Mas o momento mais espalhafatoso e hilariante daquele Jornal Nacional ainda estava por vir. O suposto comentarista Arnaldo Jabor, segurando uma banana, deleitava-se:

“Eu ia dizer que a América Latina estava se ‘rebananizando’ (...)

Mas aí, hoje, o Chávez caiu. Só que os militares entregaram o governo a um civil democrata. Talvez a América Latina tenha entendido que a idéia de romper com tudo, do autoritarismo machista, só dá em bananada. Temos que nos defender sim da atual arrogância imperial americana. Mas a única maneira será pela democracia radical.

Por isso acho boa notícia a queda do Chávez. Acordamos mais fortes hoje e eu já posso ‘desbananizar’ a América Latina. Para termos respeito da América e do mundo temos de ser democráticos. Tendo moral pra dizer não.”

Internet, motoboys, celulares e postes de luz A reação popular ao governo golpista de Carmona não se deu somente em Caracas. No interior do país, o povo foi às ruas exigir a volta de Hugo Chávez. Até porque a popularidade do presidente era mais alta no interior do que na capital. Mas foi em Caracas que a reação colocou em xeque o novo regime. “Como não se sabia o que estava acontecendo, tanto porque o novo governo tinha fechado as principais rádios e TVs comunitárias e os veículos comerciais não falavam mais nada sobre Chávez e a revolta das ruas, as pessoas organizaram um circuito de comunicação alternativa que foi a salvação do movimento.
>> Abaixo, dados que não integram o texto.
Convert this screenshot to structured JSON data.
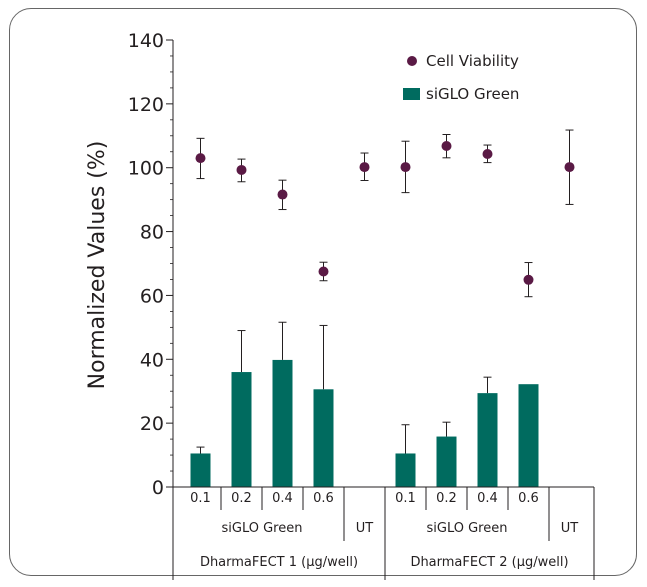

Em primeiro lugar, os que tinham internet se comunicavam com gente do mundo inteiro e se inteiravam a respeito de como outros governos estavam tratando o golpe”, conta Blanca Eekhout. “Essas pessoas avisavam seus amigos por telefones, que permaneceram ligados. Principalmente aos celulares”, completa. Em Caracas, em razão do mau serviço da telefonia fixa que quase não atende os bairros populares, a maior parte dessa população faz uso de celulares. (...) Nesse circuito alternativo de informação, foi muito importante a ação dos motoboys. Em Caracas, eles são aproximadamente 1.500. A maior parte vive na parte alta da cidade e é chavista. Após a definição dos horários dos protestos contra o golpe, eles visitavam os bairros e repassavam a informação para que outras comunidades pudessem se organizar. Isso fez com que os motoboys fossem duramente reprimidos pela Polícia Metropolitana. (...)

Até os postes de luz de Caracas que são de metal acabaram sendo utilizados como instrumento de comunicação. Os motoboys passavam com barras de metal batendo nos postes e fazendo um barulho ensurdecedor. Era a senha para que as pessoas saíssem para receber informação. “Ou como preferiam os jornais locais, para que as hordas chavistas se organizassem”, ironiza o jornalista, Aran Aharoniam, correspondente internacional na Venezuela quando do golpe e, ao fim da edição do livro, diretor da Telesur.